Rapid MRSA and S aureus decolonization reduces prosthetic joint infections

26 May 2022 byElvira Manzano
Rapid MRSA and S aureus decolonization reduces prosthetic joint infections

Screening for and decolonization of Staphylococcus aureus, as well as timely use of surgical antimicrobial prophylaxis, reduces prosthetic joint infections in elderly patients with methicillin-resistant S aureus (MRSA) undergoing hip surgery, reports an expert at ECCMID 2022.

“With this intervention, all prosthetic joint infections were reduced,” reported Dr Natividad Benito from Hospital de la Santa Creu i Sant Pau in Barcelona, Catalonia, Spain. “This is of great benefit as prosthetic joint infections present a real challenge to patients and surgeons.”

Benito shared that about 200 hip hemiarthroplasties are being performed at her hospital yearly; 11 prosthetic joint infections  (five for S. Aureus and four for MRSA) have since been recorded.

Screening for and decolonization of S. aureus, as well as antimicrobial prophylaxis, was introduced in the same hospital in 2016. After 2 years, there were no cases of prosthetic joint infections due to S. aureus, and only one due to MRSA was reported in 2018.

Commendable research

“The results are sound … the important reduction in infection risk sets the stage for the development of a multicentre randomized trial to confirm the results,” commented Dr Jesús Rodríguez Baño from the Hospital Universitario Virgen Macarena at the University of Seville, Spain, who was unaffiliated with the study. “The authors should be commended for measuring the impact of a well-justified preventive protocol during hip hemiarthroplasty.”

Benito and her team assessed whether rapid detection of S. aureus by PCR, upon arrival in the emergency room,  followed by decolonization of carriers using a topical treatment and surgical antimicrobial prophylaxis, could reduce the incidence of prosthetic joint infections after surgery. [ECCMID 2022, abstract 02516]

Decolonization with nasal mupirocin and bathing with chlorhexidine gluconate was done pre-and post-surgery.
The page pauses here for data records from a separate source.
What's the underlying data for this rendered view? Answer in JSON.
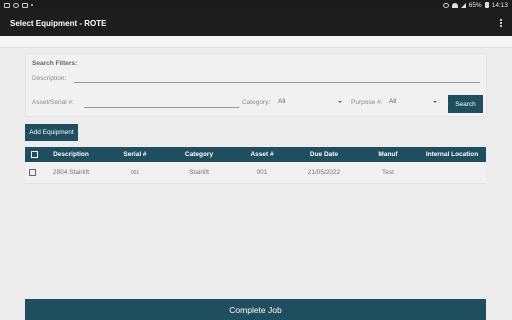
{
  "status_bar": {
    "battery": "65%",
    "time": "14:13"
  },
  "app_bar": {
    "title": "Select Equipment - ROTE"
  },
  "filters": {
    "title": "Search Filters:",
    "description_label": "Description:",
    "description_value": "",
    "asset_label": "Asset/Serial #:",
    "asset_value": "",
    "category_label": "Category:",
    "category_value": "All",
    "purpose_label": "Purpose #:",
    "purpose_value": "All",
    "search_label": "Search"
  },
  "add_equipment_label": "Add Equipment",
  "table": {
    "headers": {
      "description": "Description",
      "serial": "Serial #",
      "category": "Category",
      "asset": "Asset #",
      "due_date": "Due Date",
      "manuf": "Manuf",
      "location": "Internal Location"
    },
    "rows": [
      {
        "description": "2804 Stairlift",
        "serial": "001",
        "category": "Stairlift",
        "asset": "001",
        "due_date": "21/05/2022",
        "manuf": "Test",
        "location": ""
      }
    ]
  },
  "complete_label": "Complete Job",
  "colors": {
    "accent": "#1f4e5f",
    "app_bar": "#1d1d1d",
    "background": "#ececec"
  }
}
Patients who tested positive for MRSA were treated with teicoplanin.

The overall incidence of prosthetic joint infections and infections specifically caused by S. aureus and MRSA were the principal endpoints of the study. Pre- and post-intervention outcomes were compared.

Prior to the intervention (2012–2014), S aureus caused 36–50 percent of prosthetic joint infections and 25–100 percent of the S aureus infections were MRSA. This decreased significantly after the intervention.

From 2016 to 2020, there was an average of 14 prosthetic joint infections (1.5 percent) vs 36 (4.7 percent) from 2012 to 2015 (p<0.001). Similarly, the incidence of prosthetic joint infections due to S. aureus dropped to 0.3 percent from 1.8 percent (p<0.002). The incidence of MRSA prosthetic joint infections was 0.3 percent from 2016 to 2020 vs 1.2 percent from 2012 to 2015 (p=0.012).

Benito said prosthetic joint infections pose a serious problem as this means a reoperation would have to be performed. “This suggests antibiotics don’t work optimally to clear the infection. A new prosthesis is also warranted, and so is another round of antibiotics which can be difficult for the old and frail patients to tolerate.”